Un ora e mezza dopo circa.

 
 
Puntuale come un’ orologio Mia scese in strada. Portava con se solamente una borsa da viaggio verde acido di media grandezza a tracolla ed un giaccone pesante nel caso a Dorset facesse ancora più freddo che a Londra.
Il taxi era già fermo sul ciglio della strada in attesa, Mia caricò il suo unico bagaglio e si guardò attorno in cerca di Ray che, come suo solito, dava proprio l’impressione di essere in ritardo. Diede poi nuovamente un’occhiata all’orologio e sbuffò a bassa voce: «Le 15 e 40, diavolo Ray dove sei? Perché vuoi sempre farmi andare di corsa?»
«Eccomi!! Arrivo!!!», gridò qualcuno come se fosse riuscito ad udire il sussurro di lei.
La ragazza tirò su la testa e strabuzzò gli occhi per poi scoppiare in una fragorosa risata, «Ma quanta roba ti sei portato?», disse ancora ridendo alla vista dell’amico che arrancava sotto ad un quantitativo di borse che avrebbe fatto facilmente concorrenza ad una ragazza.
«Ah, ah, simpatica come sempre, vuoi il mio aiuto o no?

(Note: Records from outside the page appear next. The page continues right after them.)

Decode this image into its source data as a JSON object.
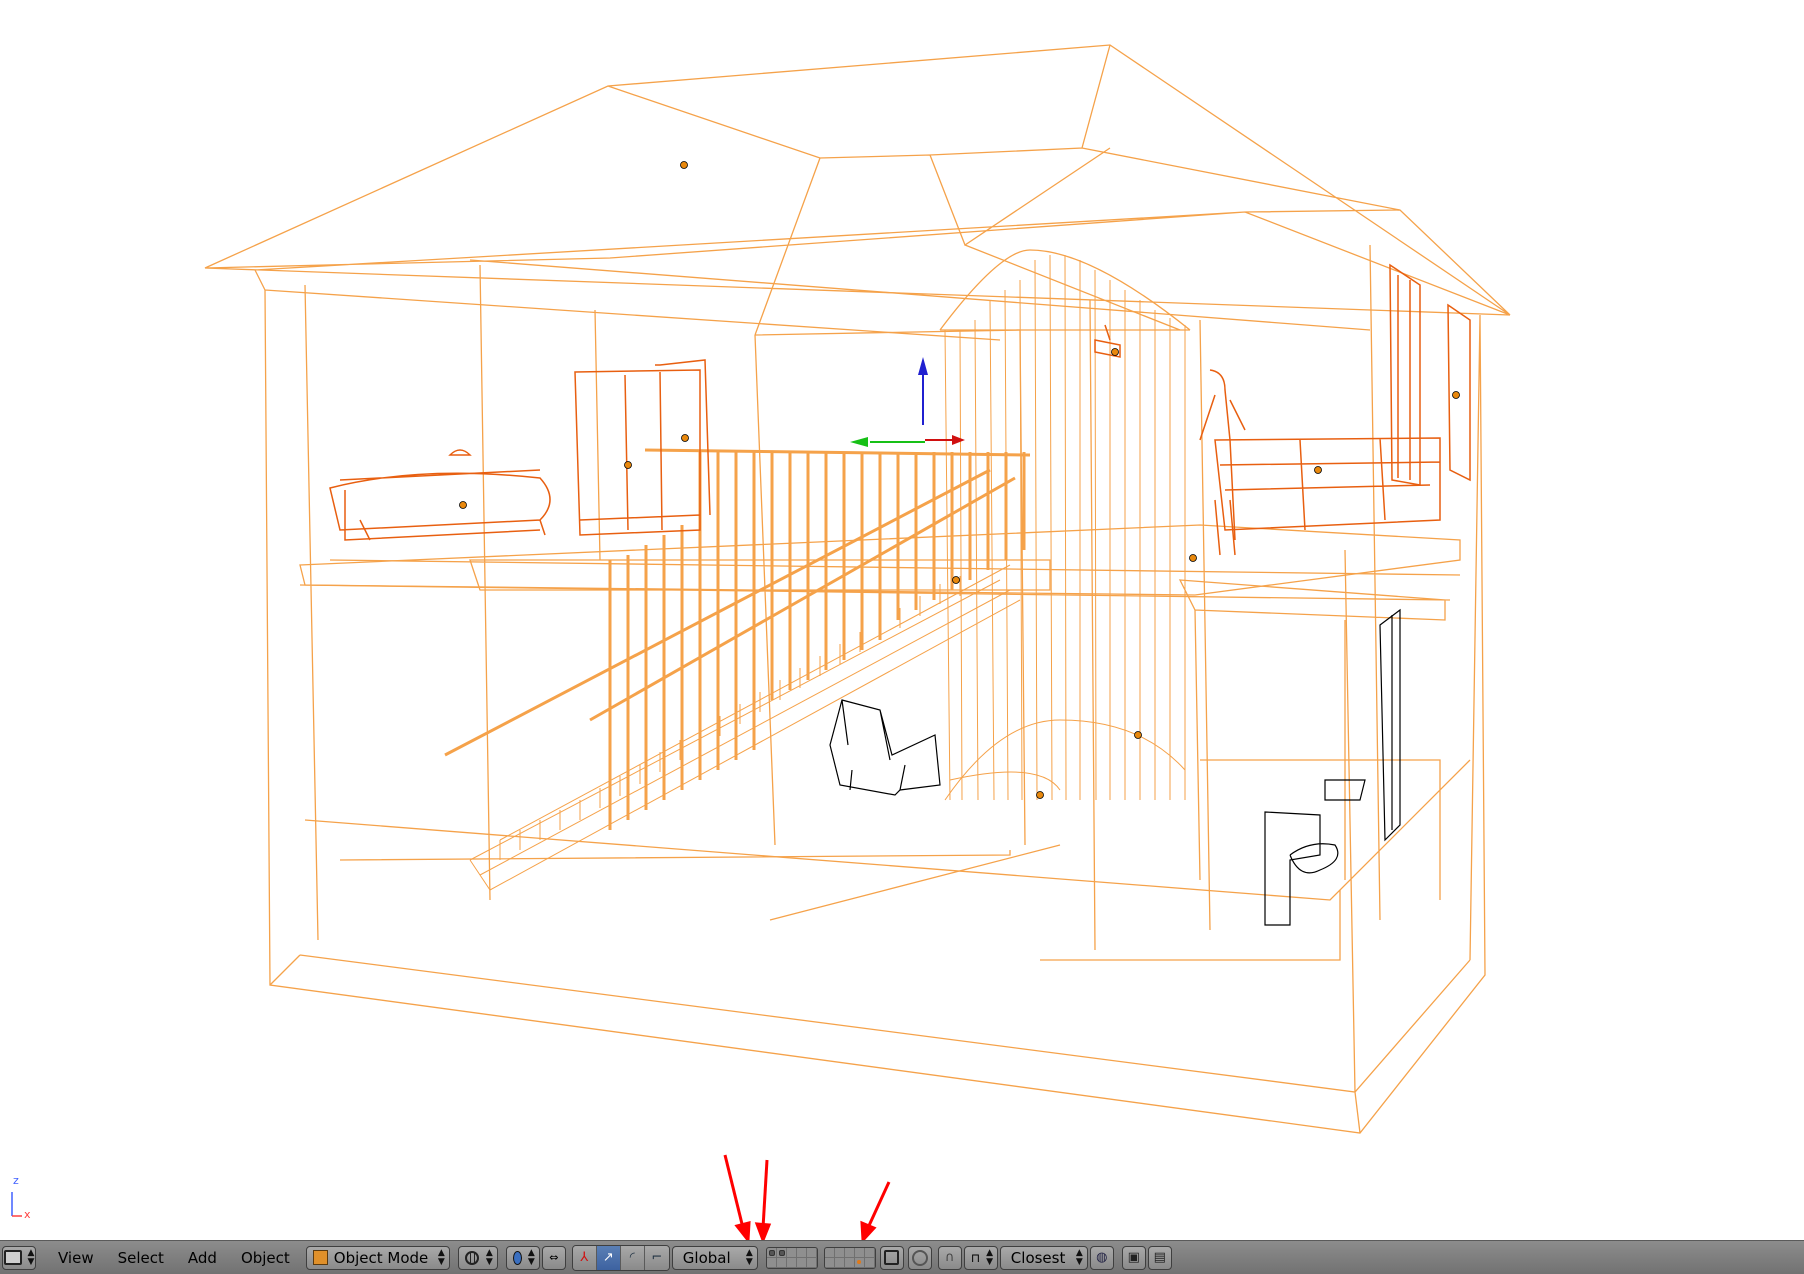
{
  "viewport": {
    "axis_labels": {
      "z": "z",
      "x": "x"
    },
    "colors": {
      "background": "#ffffff",
      "selected_wire": "#f5a24a",
      "active_wire": "#e85f10",
      "unselected_wire": "#000000",
      "annotation_arrow": "#ff0000"
    }
  },
  "header": {
    "editor_type_icon": "3d-view-icon",
    "menus": [
      "View",
      "Select",
      "Add",
      "Object"
    ],
    "mode": {
      "label": "Object Mode",
      "icon": "object-cube-icon"
    },
    "viewport_shading_icon": "wireframe-sphere-icon",
    "pivot_icon": "pivot-point-icon",
    "transform_orientation": "Global",
    "layer_grid": {
      "rows": 2,
      "cols": 10,
      "active_dots": [
        0,
        1
      ],
      "object_dot_layer": 19
    },
    "snap_element": "Closest",
    "colors": {
      "header_bg": "#7f7f7f",
      "active_button": "#4a6fab"
    }
  }
}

Le cose o si fanno bene o non si fanno, questa è solamente una piccola parte di tutte le attrezzature che ci potrebbero servire, e credimi, sto mettendo a repentaglio tanti, tanti, tanti soldi, che mi ridarà ovviamente tutti tuo fratello nel caso subissi qualche danno.», ghignò il ragazzo.
«Dai sali in macchina.», si arrese Mia, dimenticando completamente la ramanzina che aveva in mente di fargli per il ritardo.
«Il lavoro?»
«Tutto ok, ho avvertito che questo pomeriggio non sarei tornata e  mi sono presa qualche giorno di ferie, te il negozio? L’hai affidato a qualcuno?»

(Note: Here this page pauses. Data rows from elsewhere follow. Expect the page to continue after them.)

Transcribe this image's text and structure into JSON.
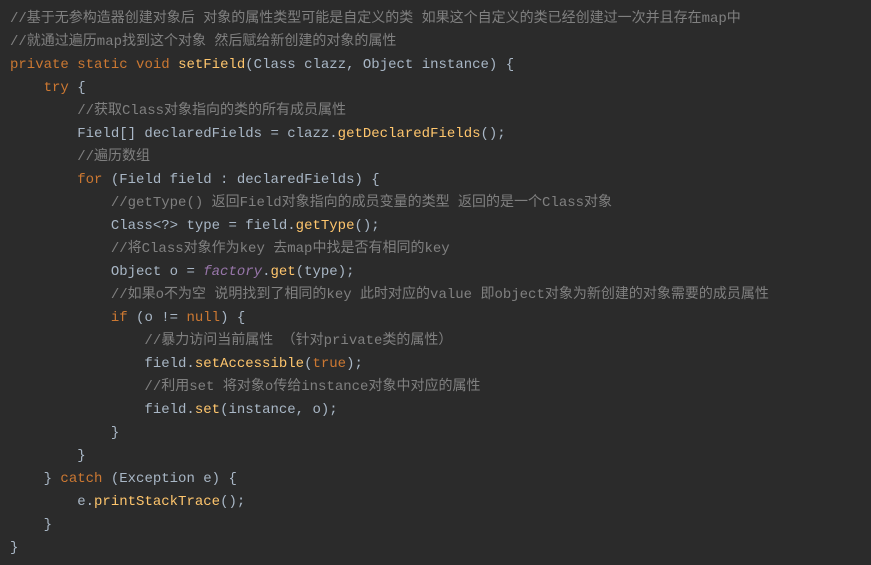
{
  "code": {
    "c01": "//基于无参构造器创建对象后 对象的属性类型可能是自定义的类 如果这个自定义的类已经创建过一次并且存在map中",
    "c02": "//就通过遍历map找到这个对象 然后赋给新创建的对象的属性",
    "kw_private": "private",
    "kw_static": "static",
    "kw_void": "void",
    "fn_setField": "setField",
    "sig_tail": "(Class clazz, Object instance) {",
    "kw_try": "try",
    "brace_open": " {",
    "c03": "//获取Class对象指向的类的所有成员属性",
    "l_fields_decl": "Field[] declaredFields = clazz.",
    "fn_getDeclaredFields": "getDeclaredFields",
    "paren_semi": "();",
    "c04": "//遍历数组",
    "kw_for": "for",
    "for_head": " (Field field : declaredFields) {",
    "c05": "//getType() 返回Field对象指向的成员变量的类型 返回的是一个Class对象",
    "l_type_lhs": "Class<?> type = field.",
    "fn_getType": "getType",
    "c06": "//将Class对象作为key 去map中找是否有相同的key",
    "l_obj_lhs": "Object o = ",
    "it_factory": "factory",
    "dot": ".",
    "fn_get": "get",
    "arg_type": "(type);",
    "c07": "//如果o不为空 说明找到了相同的key 此时对应的value 即object对象为新创建的对象需要的成员属性",
    "kw_if": "if",
    "if_head": " (o != ",
    "kw_null": "null",
    "if_tail": ") {",
    "c08": "//暴力访问当前属性 （针对private类的属性）",
    "l_set_acc_lhs": "field.",
    "fn_setAccessible": "setAccessible",
    "paren_open": "(",
    "kw_true": "true",
    "paren_close_semi": ");",
    "c09": "//利用set 将对象o传给instance对象中对应的属性",
    "fn_set": "set",
    "arg_inst_o": "(instance, o);",
    "brace_close": "}",
    "kw_catch": "catch",
    "catch_head": " (Exception e) {",
    "l_print": "e.",
    "fn_printStackTrace": "printStackTrace"
  }
}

«No figurati, ho solo lasciato scritto sulla vetrina che sarei stato irreperibile per qualche giorno, tanto i clienti sono sempre pochi e sempre quelli, forse dovrei proprio togliere quell’ insegna aggiuntiva, la gente è restia ad entrare, pensano che sia fuori di testa, ed è molto probabile che lo sia visto che ti sto accompagnando in questa “ avventura” che non mi piace proprio per niente.», disse il ragazzo mimando le virgolette in aria.
«Ray?», gli strinse la mano.
«Mmh?»
«Grazie», e sorrise.
«Non dirlo neanche.», concluse sorridendole di rimando.
 

 
Il taxi partì alla volta della stazione bloccandosi dopo nemmeno cento metri per il traffico che intasava le strade della capitale, infondo il previdente anticipo di Mia era ben giustificato.

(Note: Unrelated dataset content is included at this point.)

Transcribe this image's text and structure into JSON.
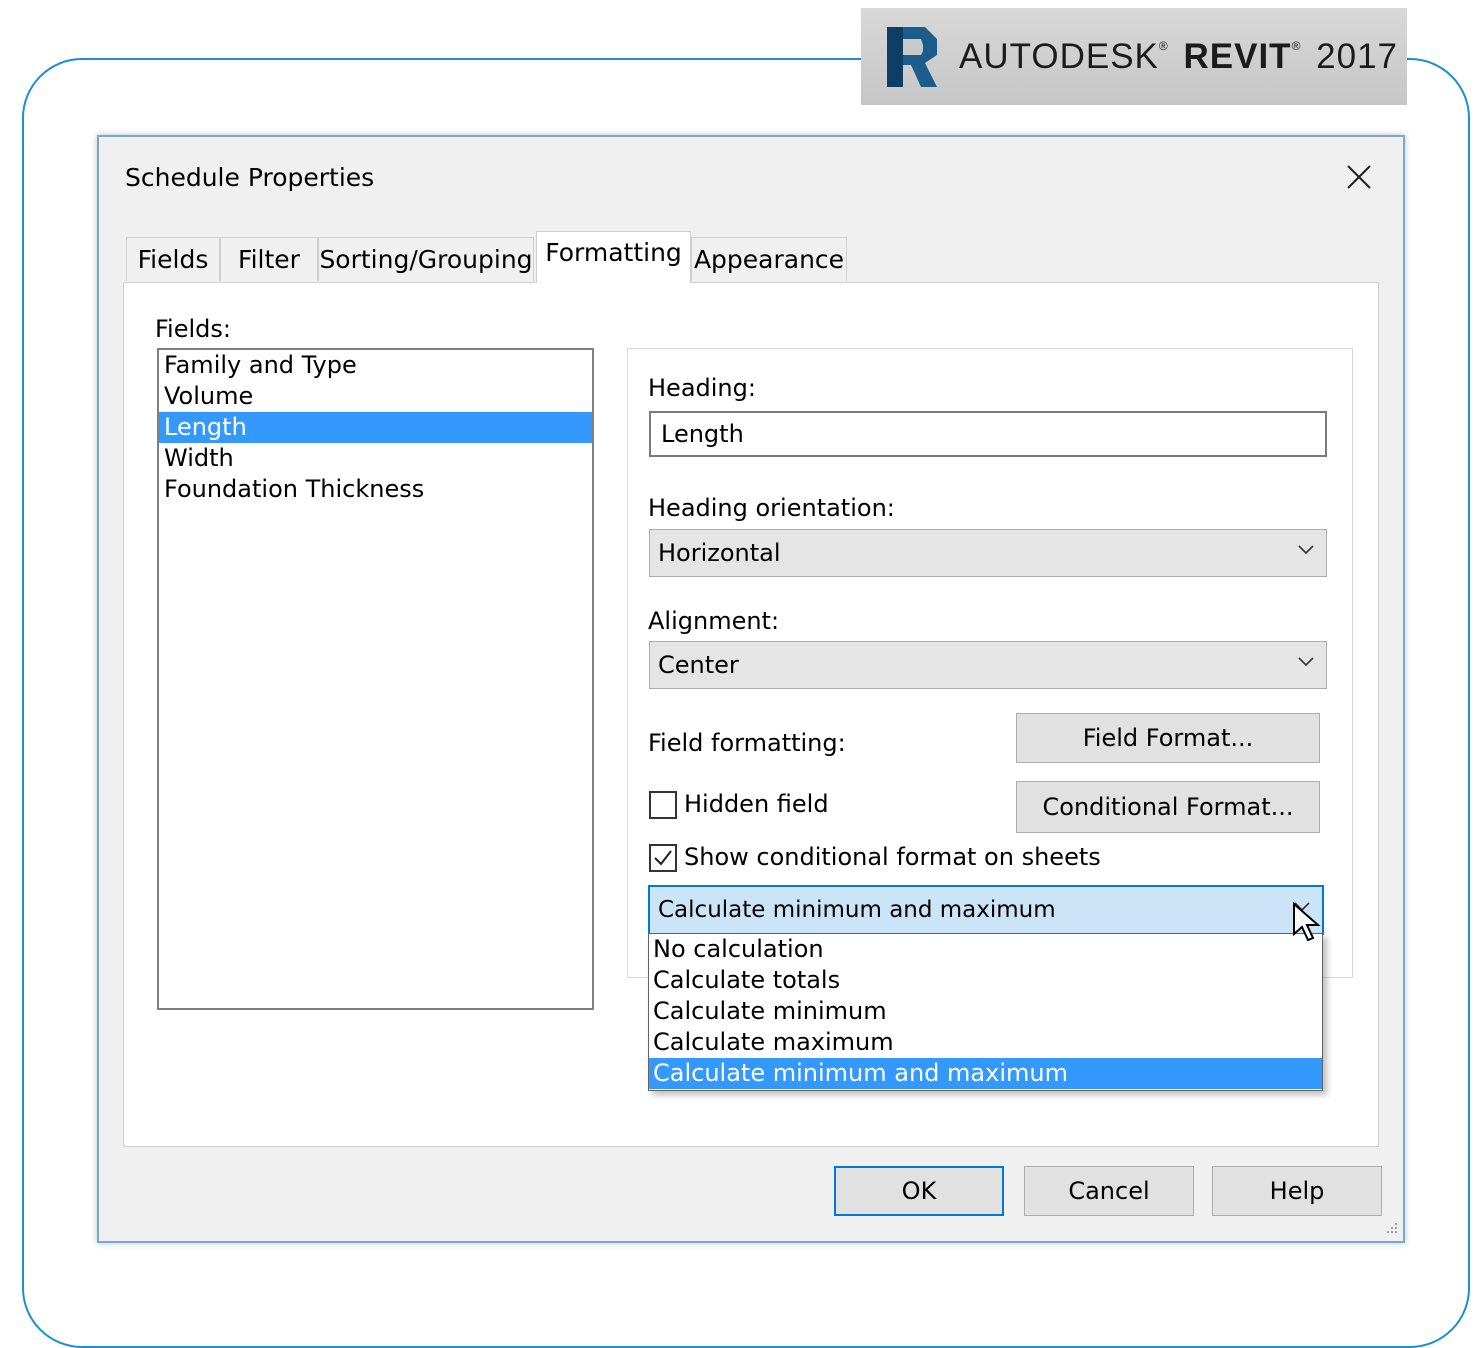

Una volta a Paddington la situazione non era per nulla migliorata, le persone camminavano velocemente ed imperterrite verso ogni direzione, bastava voltare leggermente il capo ed ovunque si guardasse ne spuntavano di nuove chissà da dove.
Sempre arrancando sotto al peso dei bagagli, divisi quasi equamente tra i due amici, giunsero di fronte al tabellone degli orari dei treni in partenza.
«Allora, allora, il treno è quello delle 17.05 ed è il numero seicentosessantasei, quindi…»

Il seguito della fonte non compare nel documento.